“And now we welcome the new year. Full of things that have never been.” —Rilke
Happy 2025! Whaddayasay we start the new year off right and talk about winning reads. My sister, Nin, phoned yesterday to say she finished All the Glimmering Stars on her Christmas vacation. She gushed over Mark Sullivan’s latest. We readily agreed we’re far wealthier girls for having met the remarkable Opokas. It’s hard to resist a guide to being a good human. If you haven’t read All the Glimmering Stars, you really should. You’ll be so glad you did.
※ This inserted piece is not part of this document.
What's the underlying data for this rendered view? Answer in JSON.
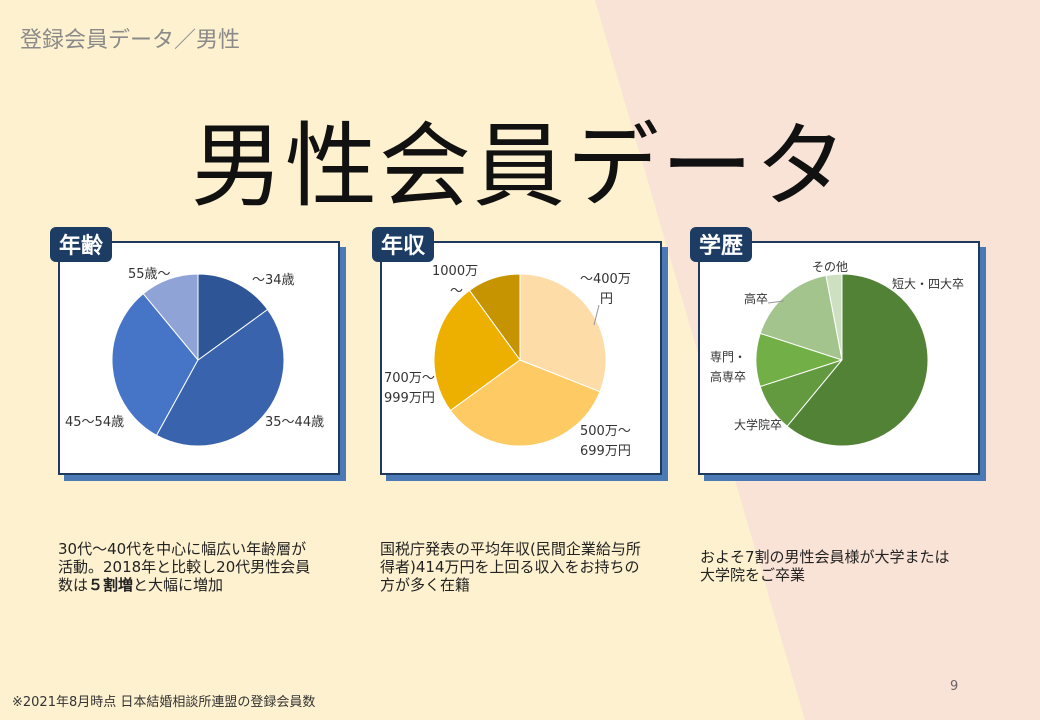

I’ve shocked myself semi-silly because I finished another book on our grown-up Christmas List. Maybe 2025 is going to be our year! (Rae and I verbally put that out into the universe so it’s bound to happen, right?) I ended the year on a high note. I ended the year reading Jayne Anne Phillips’ Night Watch. It appears the 2024 Pulitzer Prize winner I carefully wrapped to rest under Rae’s immaculate Christmas tree has received mixed reviews. Not everyone is up for a novel that probes some of the devastating aspects of war. Phillips introduces us to vivid characters like a defaced night watchman who, after miraculously surviving soldiering in the Civil War, protects the occupants of the Trans-Allegheny Lunatic Asylum. But the most important people in the story are Eliza and her 12-year-old daughter, ConaLee who fall prey to a maniacal and abusive Confederate soldier. You’ll have to read Phillips’ stunning pages to find out how they heal in a madhouse (of all places).
I second this author’s appraisal— “Jayne Anne Phillips is a wonderfully gifted storyteller…in this marvelous new novel, largely set in a factual nineteenth-century asylum, she achieves even more: history and imagination merge, and she gives the past a living pulse.” She gives life to small moments of amazing grace.